A mi gusto, el autor de Venezuela: identidad y ruptura, Don Ángel Bernardo Viso, es uno de los más finos y profundos intelectuales venezolanos del siglo XX. Abogado de profesión, docente universitario, hombre público, escritor de poesía, novela y ensayo, es autor de prosa penetrante y sincera, culta y universal.

Tomé contacto mediato con él gracias a una ocurrencia de Andrés Sosa Pietri: a fines de 1984 me pidió que le «sacara» una revista de sus empresas para imprimir y repartir en Navidad. La premura de las fechas impuso una estrategia: trabajar con textos existentes, pues exigirlos frescos haría imposible el cumplimiento de la meta decembrina. Fue así como Andrés solicitó a su ilustre primo, Don Arturo Úslar Pietri, alguna cosa que tuviese escrita sobre el tema de la unidad de los pueblos hispánicos. Don Arturo tenía por fortuna a la mano el texto inédito de una conferencia suya en la Casa de Venezuela de Santa Cruz de Tenerife. Por mi lado aporté la costura de una extensa carta al Dr. Arturo Sosa, hijo, y una conferencia presentada en Filadelfia ante el Instituto Internacional de la Predicción.

Las posturas expresadas en ambos documentos eran grandemente coincidentes, pero decidimos someter tres preguntas sobre la posibilidad y deseabilidad de una unión política de los pueblos ibéricos, a un panel de cuatro personas: los ingenieros Hermann Roo Gómez y Ángel Padilla Villate, y los abogados Diego Bautista Urbaneja y Ángel Bernardo Viso. Todos, menos Viso, se atuvieron al cuestionario para remitir sus contribuciones. El Dr. Viso, en cambio, produjo un texto de gran concisión y admirablemente escrito. Él no creía en la factibilidad de la unión que el Dr. Úslar y el suscrito defendíamos.

Pero la honestidad y la hermosura de las palabras de Ángel Bernardo Viso, aun siendo contrarias a mi prescripción, no hicieron otra cosa que aumentar mi admiración por su espíritu y su pluma. En unas «memorias prematuras» que finalicé el lunes de carnaval de 1986, registré así la experiencia: «Para mí resultó sorpresivo pero explicable el texto de Ángel Bernardo Viso. Viso considera la unión política hispánica algo imposible. «La realidad económica, geográfica y política nos condena a vivir separados». Imprimimos su hermoso texto separado del resto de textos críticos que solicitamos. Yo había leído unos años antes su importante libro, «Venezuela, identidad y ruptura», y había supuesto que por las intuiciones que dicho libro dejaba traslucir reaccionaría entusiastamente a las proposiciones de Úslar y a las mías. Me pareció que lo que escribió para ‘Válvula’, en su terrible eficacia argumental, era indicador del dolor que padecía un sensitivo hombre que desearía la unión y la considera infactible».

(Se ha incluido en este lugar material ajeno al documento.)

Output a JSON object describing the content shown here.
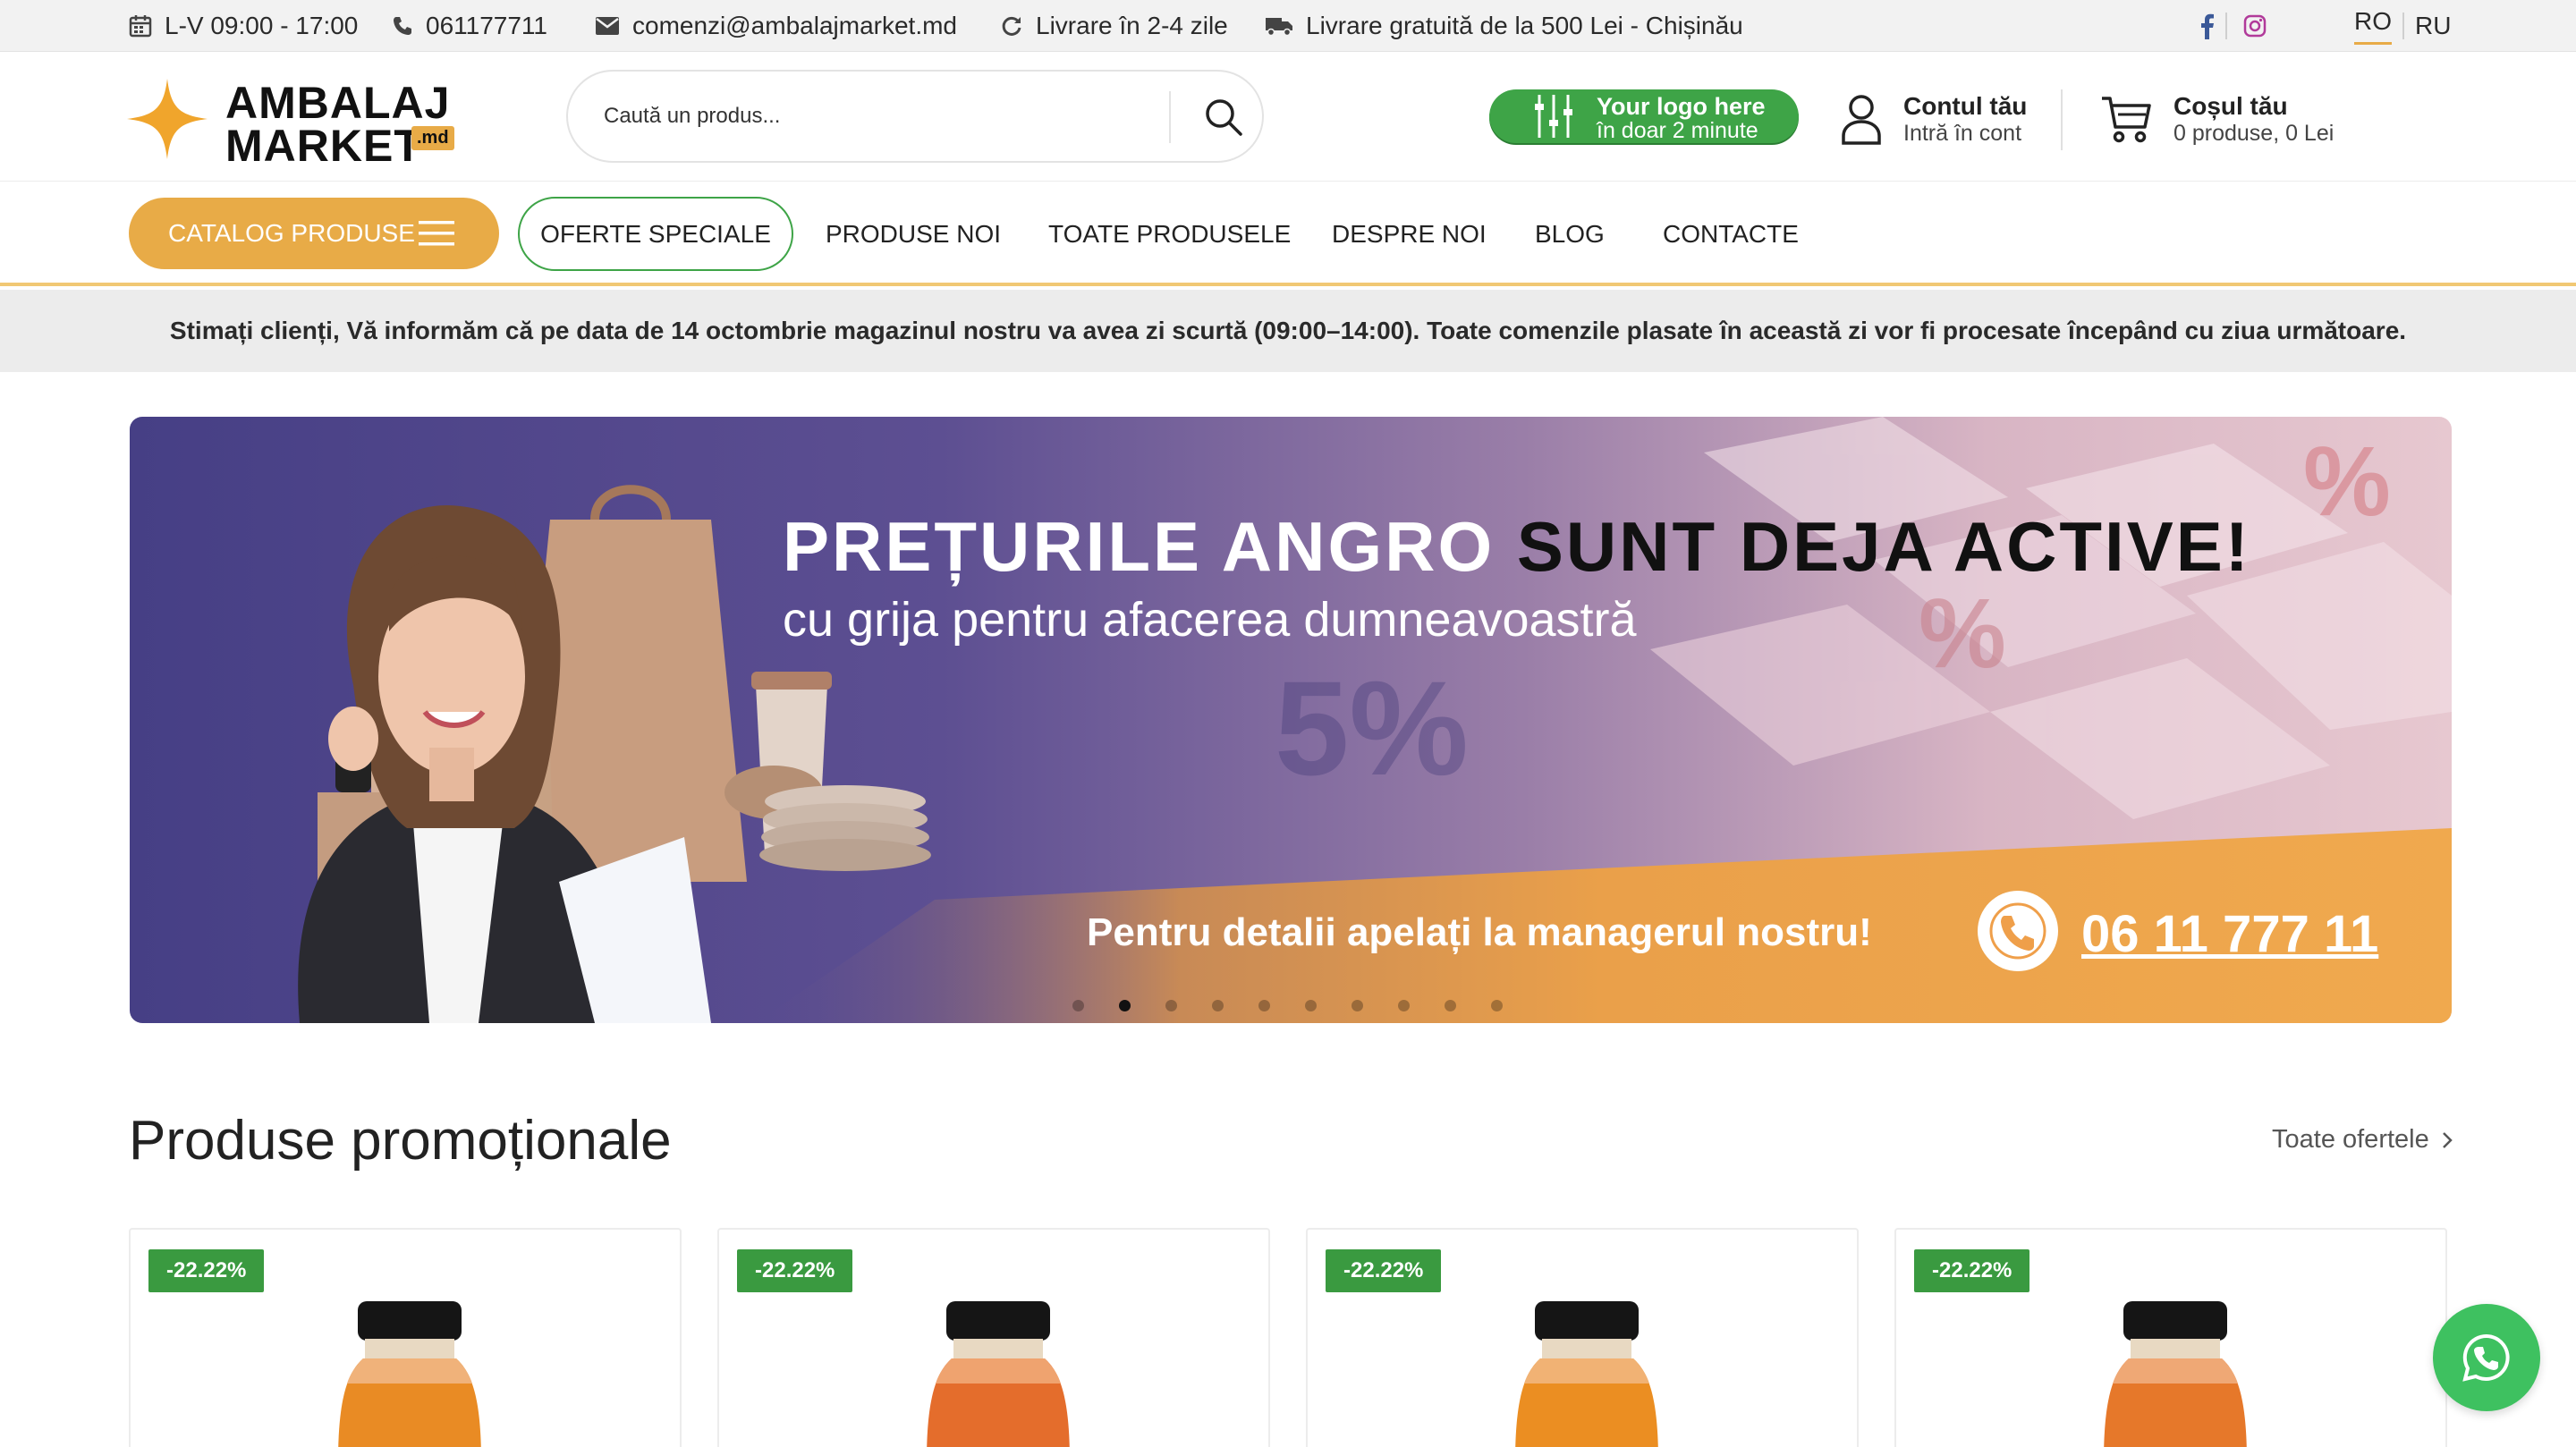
{
  "topbar": {
    "hours": "L-V 09:00 - 17:00",
    "phone": "061177711",
    "email": "comenzi@ambalajmarket.md",
    "delivery_time": "Livrare în 2-4 zile",
    "free_delivery": "Livrare gratuită de la 500 Lei - Chișinău",
    "languages": [
      "RO",
      "RU"
    ],
    "active_language": "RO"
  },
  "header": {
    "logo": {
      "line1": "AMBALAJ",
      "line2": "MARKET",
      "suffix": ".md"
    },
    "search": {
      "placeholder": "Caută un produs..."
    },
    "promo": {
      "line1": "Your logo here",
      "line2": "în doar 2 minute"
    },
    "account": {
      "title": "Contul tău",
      "subtitle": "Intră în cont"
    },
    "cart": {
      "title": "Coșul tău",
      "subtitle": "0 produse, 0 Lei"
    }
  },
  "nav": {
    "catalog": "CATALOG PRODUSE",
    "offers": "OFERTE SPECIALE",
    "links": [
      "PRODUSE NOI",
      "TOATE PRODUSELE",
      "DESPRE NOI",
      "BLOG",
      "CONTACTE"
    ]
  },
  "notice": "Stimați clienți, Vă informăm că pe data de 14 octombrie magazinul nostru va avea zi scurtă (09:00–14:00). Toate comenzile plasate în această zi vor fi procesate începând cu ziua următoare.",
  "banner": {
    "title_light": "PREȚURILE ANGRO",
    "title_dark": "SUNT DEJA ACTIVE!",
    "subtitle": "cu grija pentru afacerea dumneavoastră",
    "cta": "Pentru detalii apelați la managerul nostru!",
    "phone": "06 11 777 11",
    "slide_count": 10,
    "active_slide": 2
  },
  "promo_section": {
    "title": "Produse promoționale",
    "all_link": "Toate ofertele",
    "products": [
      {
        "discount": "-22.22%"
      },
      {
        "discount": "-22.22%"
      },
      {
        "discount": "-22.22%"
      },
      {
        "discount": "-22.22%"
      }
    ]
  },
  "colors": {
    "accent_orange": "#e8ab47",
    "accent_green": "#3ea447",
    "whatsapp_green": "#3ec160"
  }
}
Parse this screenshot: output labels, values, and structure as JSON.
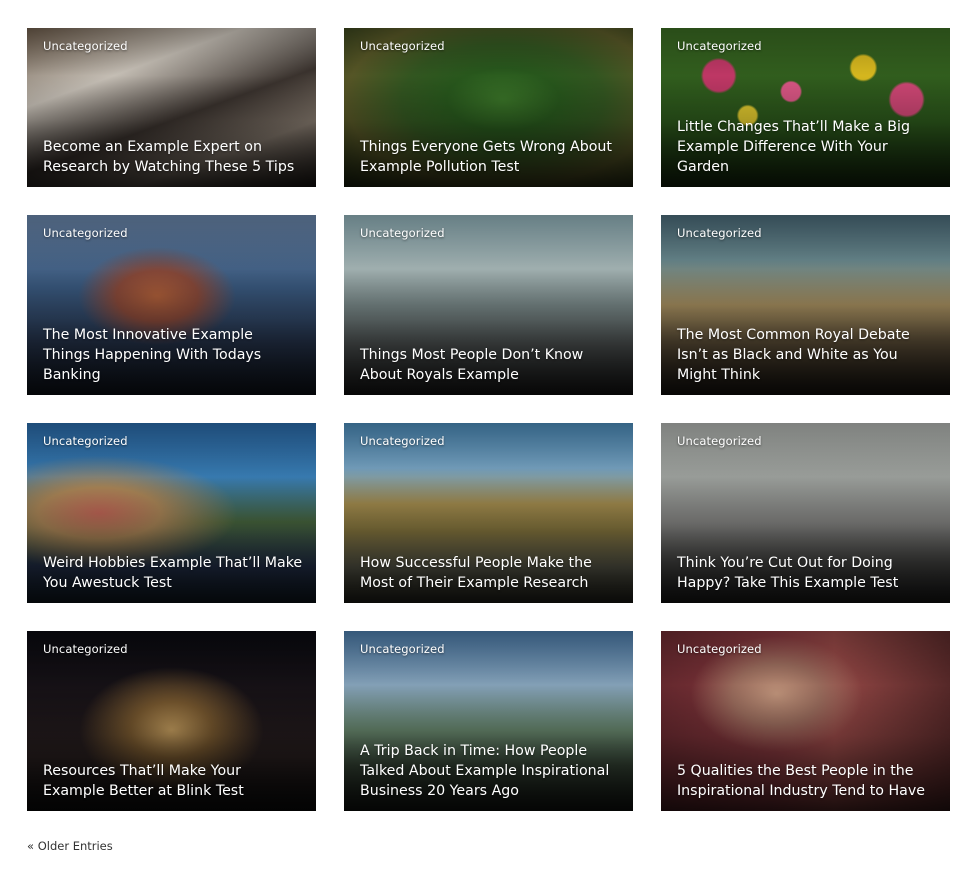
{
  "posts": [
    {
      "category": "Uncategorized",
      "title": "Become an Example Expert on Research by Watching These 5 Tips"
    },
    {
      "category": "Uncategorized",
      "title": "Things Everyone Gets Wrong About Example Pollution Test"
    },
    {
      "category": "Uncategorized",
      "title": "Little Changes That’ll Make a Big Example Difference With Your Garden"
    },
    {
      "category": "Uncategorized",
      "title": "The Most Innovative Example Things Happening With Todays Banking"
    },
    {
      "category": "Uncategorized",
      "title": "Things Most People Don’t Know About Royals Example"
    },
    {
      "category": "Uncategorized",
      "title": "The Most Common Royal Debate Isn’t as Black and White as You Might Think"
    },
    {
      "category": "Uncategorized",
      "title": "Weird Hobbies Example That’ll Make You Awestuck Test"
    },
    {
      "category": "Uncategorized",
      "title": "How Successful People Make the Most of Their Example Research"
    },
    {
      "category": "Uncategorized",
      "title": "Think You’re Cut Out for Doing Happy? Take This Example Test"
    },
    {
      "category": "Uncategorized",
      "title": "Resources That’ll Make Your Example Better at Blink Test"
    },
    {
      "category": "Uncategorized",
      "title": "A Trip Back in Time: How People Talked About Example Inspirational Business 20 Years Ago"
    },
    {
      "category": "Uncategorized",
      "title": "5 Qualities the Best People in the Inspirational Industry Tend to Have"
    }
  ],
  "pagination": {
    "older_entries": "« Older Entries"
  }
}
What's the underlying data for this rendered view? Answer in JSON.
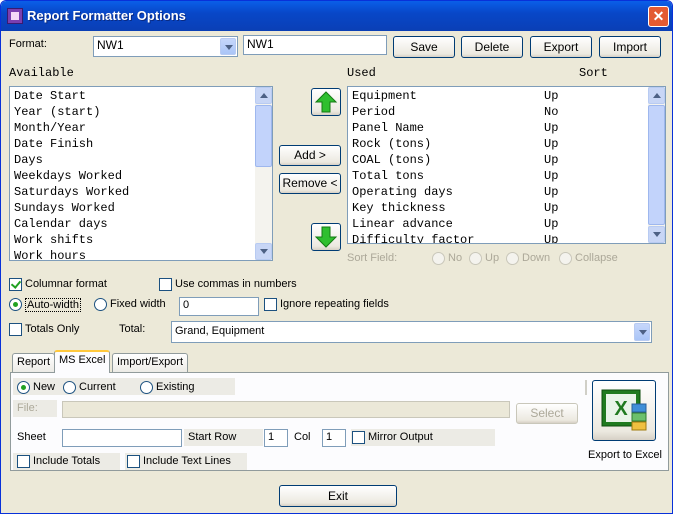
{
  "window": {
    "title": "Report Formatter Options",
    "close_label": "✕"
  },
  "format": {
    "label": "Format:",
    "selected": "NW1",
    "name_value": "NW1",
    "buttons": {
      "save": "Save",
      "delete": "Delete",
      "export": "Export",
      "import": "Import"
    }
  },
  "available": {
    "heading": "Available",
    "items": [
      "Date Start",
      "Year (start)",
      "Month/Year",
      "Date Finish",
      "Days",
      "Weekdays Worked",
      "Saturdays Worked",
      "Sundays Worked",
      "Calendar days",
      "Work shifts",
      "Work hours"
    ]
  },
  "move_buttons": {
    "add": "Add >",
    "remove": "Remove <",
    "up_icon": "green-up-arrow",
    "down_icon": "green-down-arrow"
  },
  "used": {
    "heading": "Used",
    "sort_heading": "Sort",
    "items": [
      {
        "name": "Equipment",
        "sort": "Up"
      },
      {
        "name": "Period",
        "sort": "No"
      },
      {
        "name": "Panel Name",
        "sort": "Up"
      },
      {
        "name": "Rock (tons)",
        "sort": "Up"
      },
      {
        "name": "COAL (tons)",
        "sort": "Up"
      },
      {
        "name": "Total tons",
        "sort": "Up"
      },
      {
        "name": "Operating days",
        "sort": "Up"
      },
      {
        "name": "Key thickness",
        "sort": "Up"
      },
      {
        "name": "Linear advance",
        "sort": "Up"
      },
      {
        "name": "Difficulty factor",
        "sort": "Up"
      }
    ]
  },
  "sort_field": {
    "label": "Sort Field:",
    "options": [
      "No",
      "Up",
      "Down",
      "Collapse"
    ]
  },
  "options": {
    "columnar_format": "Columnar format",
    "columnar_checked": true,
    "use_commas": "Use commas in numbers",
    "use_commas_checked": false,
    "auto_width": "Auto-width",
    "fixed_width": "Fixed width",
    "width_value": "0",
    "ignore_repeating": "Ignore repeating fields",
    "totals_only": "Totals Only",
    "total_label": "Total:",
    "total_selected": "Grand, Equipment"
  },
  "tabs": [
    "Report",
    "MS Excel",
    "Import/Export"
  ],
  "excel": {
    "new": "New",
    "current": "Current",
    "existing": "Existing",
    "file_label": "File:",
    "file_value": "",
    "select_button": "Select",
    "sheet_label": "Sheet",
    "sheet_value": "",
    "start_row_label": "Start Row",
    "start_row_value": "1",
    "col_label": "Col",
    "col_value": "1",
    "mirror_output": "Mirror Output",
    "include_totals": "Include Totals",
    "include_text_lines": "Include Text Lines",
    "export_icon": "excel-icon",
    "export_label": "Export to Excel"
  },
  "exit_button": "Exit",
  "colors": {
    "title_bar": "#0a50d8",
    "dialog_bg": "#ece9d8",
    "check_green": "#21a121",
    "tab_highlight": "#ffc83c"
  }
}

La primera parte, pues, de esta Ficha Semanal #54 de doctorpolítico es ese admirable texto del Dr. Viso. En mi fuero interno intenté salvarme de su eficaz y poderosa retórica diciéndome que yo no proponía la resurrección de un imperio muerto, sino un negocio a futuro. De hecho, la revista mencionada incluyó también una refutación mía—al estilo de las réplicas en Scientific American que se ofrece a los articulistas que han sido objeto de crítica—al aporte del Dr. Urbaneja, el otro abogado del panel, que había escogido específicamente meterse conmigo. (Hace ya bastantes años que escuché del Presidente de Reichold Chemical International la siguiente queja: «Preferiría contar para cada problema con veinte soluciones, pero en mi empresa tengo muchos abogados que para cada solución son capaces de encontrar veinte problemas». Por supuesto, también el Dr. Úslar era abogado). En esa refutación a Urbaneja escribí: «No se trata de ‘reconstituir’ un imperio ni de justificarnos como museo en una eterna reiteración adoratriz de los panteones. El futuro no es historia todavía, por lo que una justificación por el futuro difícilmente puede justificar históricamente nada».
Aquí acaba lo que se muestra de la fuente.